A Comparison of Recent Algorithms for Symbolic Regression to Genetic Programming

Yousef A. Radwan,Gabriel Kronberger,Stephan Winkler
2024-06-06
Abstract:Symbolic regression is a machine learning method with the goal to produce interpretable results. Unlike other machine learning methods such as, e.g. random forests or neural networks, which are opaque, symbolic regression aims to model and map data in a way that can be understood by scientists. Recent advancements, have attempted to bridge the gap between these two fields; new methodologies attempt to fuse the mapping power of neural networks and deep learning techniques with the explanatory power of symbolic regression. In this paper, we examine these new emerging systems and test the performance of an end-to-end transformer model for symbolic regression versus the reigning traditional methods based on genetic programming that have spearheaded symbolic regression throughout the years. We compare these systems on novel datasets to avoid bias to older methods who were improved on well-known benchmark datasets. Our results show that traditional GP methods as implemented e.g., by Operon still remain superior to two recently published symbolic regression methods.
Machine Learning,Artificial Intelligence
What problem does this paper attempt to address?

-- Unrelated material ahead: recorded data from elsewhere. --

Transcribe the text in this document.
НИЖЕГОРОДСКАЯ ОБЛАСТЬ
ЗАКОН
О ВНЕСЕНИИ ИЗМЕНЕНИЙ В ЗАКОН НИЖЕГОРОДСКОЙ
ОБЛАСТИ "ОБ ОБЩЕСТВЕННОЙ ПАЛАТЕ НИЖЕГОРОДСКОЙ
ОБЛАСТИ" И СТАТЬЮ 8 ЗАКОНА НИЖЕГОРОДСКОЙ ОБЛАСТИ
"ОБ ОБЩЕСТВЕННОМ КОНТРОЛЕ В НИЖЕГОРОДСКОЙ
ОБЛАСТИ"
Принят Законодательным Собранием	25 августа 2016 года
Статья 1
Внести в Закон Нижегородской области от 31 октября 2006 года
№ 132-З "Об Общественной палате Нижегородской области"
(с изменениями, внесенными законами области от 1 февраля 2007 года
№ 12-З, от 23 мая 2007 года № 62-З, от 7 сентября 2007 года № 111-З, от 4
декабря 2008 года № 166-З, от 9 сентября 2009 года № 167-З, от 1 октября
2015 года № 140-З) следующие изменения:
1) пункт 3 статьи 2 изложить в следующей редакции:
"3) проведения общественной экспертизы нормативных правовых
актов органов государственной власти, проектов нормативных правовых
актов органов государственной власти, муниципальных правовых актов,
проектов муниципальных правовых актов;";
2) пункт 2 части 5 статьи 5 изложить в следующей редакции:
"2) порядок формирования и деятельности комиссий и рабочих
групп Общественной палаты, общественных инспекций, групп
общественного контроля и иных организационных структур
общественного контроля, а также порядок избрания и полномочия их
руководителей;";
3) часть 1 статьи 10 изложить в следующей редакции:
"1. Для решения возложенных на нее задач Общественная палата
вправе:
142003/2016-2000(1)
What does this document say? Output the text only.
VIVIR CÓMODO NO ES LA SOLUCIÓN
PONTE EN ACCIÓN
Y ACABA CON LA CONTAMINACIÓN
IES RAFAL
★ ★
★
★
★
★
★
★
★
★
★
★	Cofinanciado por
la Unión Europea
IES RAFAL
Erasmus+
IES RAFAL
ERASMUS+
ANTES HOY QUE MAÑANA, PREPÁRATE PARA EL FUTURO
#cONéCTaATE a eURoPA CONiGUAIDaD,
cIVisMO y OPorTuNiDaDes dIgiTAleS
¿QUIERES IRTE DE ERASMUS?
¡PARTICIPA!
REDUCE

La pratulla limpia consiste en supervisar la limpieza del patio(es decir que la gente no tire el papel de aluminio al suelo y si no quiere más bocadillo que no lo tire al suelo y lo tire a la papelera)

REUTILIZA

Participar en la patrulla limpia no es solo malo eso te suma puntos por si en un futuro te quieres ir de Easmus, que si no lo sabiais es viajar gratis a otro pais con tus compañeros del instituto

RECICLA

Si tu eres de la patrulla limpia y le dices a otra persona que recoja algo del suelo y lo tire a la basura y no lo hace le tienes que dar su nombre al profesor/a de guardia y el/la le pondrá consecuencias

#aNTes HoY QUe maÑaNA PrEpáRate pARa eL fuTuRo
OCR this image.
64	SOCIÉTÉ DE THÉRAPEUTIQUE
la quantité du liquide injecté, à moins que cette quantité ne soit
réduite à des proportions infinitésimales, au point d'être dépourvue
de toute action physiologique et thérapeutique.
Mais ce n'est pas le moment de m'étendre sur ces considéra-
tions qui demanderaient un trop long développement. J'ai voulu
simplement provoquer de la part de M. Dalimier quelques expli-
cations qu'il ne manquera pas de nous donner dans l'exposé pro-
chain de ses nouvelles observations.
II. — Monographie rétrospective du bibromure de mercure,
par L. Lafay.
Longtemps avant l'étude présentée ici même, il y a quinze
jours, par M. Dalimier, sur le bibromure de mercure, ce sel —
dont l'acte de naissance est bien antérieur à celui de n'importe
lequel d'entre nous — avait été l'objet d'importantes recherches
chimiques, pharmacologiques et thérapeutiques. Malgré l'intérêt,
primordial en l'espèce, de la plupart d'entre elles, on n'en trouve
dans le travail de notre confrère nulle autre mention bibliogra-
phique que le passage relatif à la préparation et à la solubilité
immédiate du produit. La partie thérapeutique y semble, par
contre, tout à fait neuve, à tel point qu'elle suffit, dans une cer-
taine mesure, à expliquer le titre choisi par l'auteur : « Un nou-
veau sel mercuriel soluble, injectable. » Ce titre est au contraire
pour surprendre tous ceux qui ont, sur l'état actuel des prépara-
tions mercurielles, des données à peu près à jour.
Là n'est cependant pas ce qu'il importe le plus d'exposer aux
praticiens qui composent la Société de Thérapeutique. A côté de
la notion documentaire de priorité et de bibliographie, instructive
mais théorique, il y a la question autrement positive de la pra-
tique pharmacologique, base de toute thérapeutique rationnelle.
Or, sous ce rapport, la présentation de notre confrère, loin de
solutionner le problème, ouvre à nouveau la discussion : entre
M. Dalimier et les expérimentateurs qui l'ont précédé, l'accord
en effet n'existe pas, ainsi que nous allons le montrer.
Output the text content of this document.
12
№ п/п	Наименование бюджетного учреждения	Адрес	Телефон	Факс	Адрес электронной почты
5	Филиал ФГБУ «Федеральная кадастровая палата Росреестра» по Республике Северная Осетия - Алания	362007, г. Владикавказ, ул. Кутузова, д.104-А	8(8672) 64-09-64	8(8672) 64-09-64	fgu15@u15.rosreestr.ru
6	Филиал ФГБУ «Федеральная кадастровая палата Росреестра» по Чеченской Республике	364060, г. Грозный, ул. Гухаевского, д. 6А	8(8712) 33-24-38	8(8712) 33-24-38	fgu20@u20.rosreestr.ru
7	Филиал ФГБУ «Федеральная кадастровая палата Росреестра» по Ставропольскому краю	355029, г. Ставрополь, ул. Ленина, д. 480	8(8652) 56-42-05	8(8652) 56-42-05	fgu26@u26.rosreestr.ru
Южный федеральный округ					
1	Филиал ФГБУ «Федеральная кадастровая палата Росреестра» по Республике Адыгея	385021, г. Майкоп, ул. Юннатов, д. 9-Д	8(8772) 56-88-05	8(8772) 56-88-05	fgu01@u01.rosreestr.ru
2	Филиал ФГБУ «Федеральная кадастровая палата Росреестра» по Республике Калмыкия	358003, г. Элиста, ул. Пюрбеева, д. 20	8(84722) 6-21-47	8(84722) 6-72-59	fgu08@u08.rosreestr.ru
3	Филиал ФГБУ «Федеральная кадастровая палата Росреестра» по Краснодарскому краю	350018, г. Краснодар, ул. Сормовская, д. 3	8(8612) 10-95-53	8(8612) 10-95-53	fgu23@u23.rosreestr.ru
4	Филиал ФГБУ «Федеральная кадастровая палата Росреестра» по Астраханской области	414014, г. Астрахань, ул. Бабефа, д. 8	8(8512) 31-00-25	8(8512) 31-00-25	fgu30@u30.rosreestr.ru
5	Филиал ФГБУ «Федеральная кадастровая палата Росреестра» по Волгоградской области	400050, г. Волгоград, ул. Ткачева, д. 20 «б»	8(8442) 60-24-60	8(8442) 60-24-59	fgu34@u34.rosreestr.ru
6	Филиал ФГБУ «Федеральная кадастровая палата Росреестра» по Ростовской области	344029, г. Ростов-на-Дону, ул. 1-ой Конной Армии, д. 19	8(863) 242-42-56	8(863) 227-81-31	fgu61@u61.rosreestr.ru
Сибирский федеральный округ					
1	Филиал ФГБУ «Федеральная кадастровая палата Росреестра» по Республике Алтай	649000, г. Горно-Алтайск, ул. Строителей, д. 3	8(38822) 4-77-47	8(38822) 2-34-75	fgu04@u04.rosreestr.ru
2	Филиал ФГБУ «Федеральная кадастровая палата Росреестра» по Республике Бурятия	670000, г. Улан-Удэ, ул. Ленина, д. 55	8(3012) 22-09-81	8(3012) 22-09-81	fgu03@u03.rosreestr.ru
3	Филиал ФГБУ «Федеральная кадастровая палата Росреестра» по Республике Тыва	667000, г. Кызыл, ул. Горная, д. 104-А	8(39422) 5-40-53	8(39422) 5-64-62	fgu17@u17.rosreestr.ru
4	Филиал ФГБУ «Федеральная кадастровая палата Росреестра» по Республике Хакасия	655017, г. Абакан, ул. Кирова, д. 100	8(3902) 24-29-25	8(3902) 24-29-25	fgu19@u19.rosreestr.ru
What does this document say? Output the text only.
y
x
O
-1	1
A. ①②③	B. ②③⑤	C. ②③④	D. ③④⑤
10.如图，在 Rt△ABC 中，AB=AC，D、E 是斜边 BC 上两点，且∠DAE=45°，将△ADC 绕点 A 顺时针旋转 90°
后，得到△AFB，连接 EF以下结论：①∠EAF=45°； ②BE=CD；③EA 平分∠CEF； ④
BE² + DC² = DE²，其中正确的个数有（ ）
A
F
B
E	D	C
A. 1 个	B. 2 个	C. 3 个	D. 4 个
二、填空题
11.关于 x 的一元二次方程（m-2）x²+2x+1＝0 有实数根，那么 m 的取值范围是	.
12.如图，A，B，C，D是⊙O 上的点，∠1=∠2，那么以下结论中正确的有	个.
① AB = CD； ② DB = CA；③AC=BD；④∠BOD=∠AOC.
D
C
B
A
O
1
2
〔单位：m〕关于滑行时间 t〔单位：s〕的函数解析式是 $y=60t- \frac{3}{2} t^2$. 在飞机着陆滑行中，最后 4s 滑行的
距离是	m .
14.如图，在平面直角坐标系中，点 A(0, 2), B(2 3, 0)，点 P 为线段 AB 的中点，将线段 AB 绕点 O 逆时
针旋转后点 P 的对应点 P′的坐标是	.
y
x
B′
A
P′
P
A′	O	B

### Problems the Paper Aims to Solve This paper primarily explores the latest advancements in the field of Symbolic Regression (SR) and compares new deep learning-based methods with traditional genetic programming methods. Specifically: 1. **Understanding New Methods**: Researchers aim to better understand recently developed symbolic regression methods, particularly those based on deep learning, which are designed to generate interpretable models. 2. **Performance Comparison**: The paper experimentally compares the performance of the latest end-to-end Transformer models on symbolic regression tasks with traditional genetic programming-based methods. Novel datasets are used in the experiments to avoid biases towards existing benchmark datasets. 3. **Method Evaluation**: The authors find that although many new methods have shown impressive results in papers, there is a lack of systematic comparison with established algorithms. Therefore, they selected some datasets from practical engineering to evaluate whether the algorithms are overfitting to specific benchmark test sets. In summary, the main goal of this paper is to evaluate and compare the latest symbolic regression methods, especially Transformer-based methods, with traditional genetic programming methods across various real-world datasets. By doing so, the paper aims to provide a more comprehensive understanding of how these new methods perform in practical applications and whether they truly outperform traditional symbolic regression methods.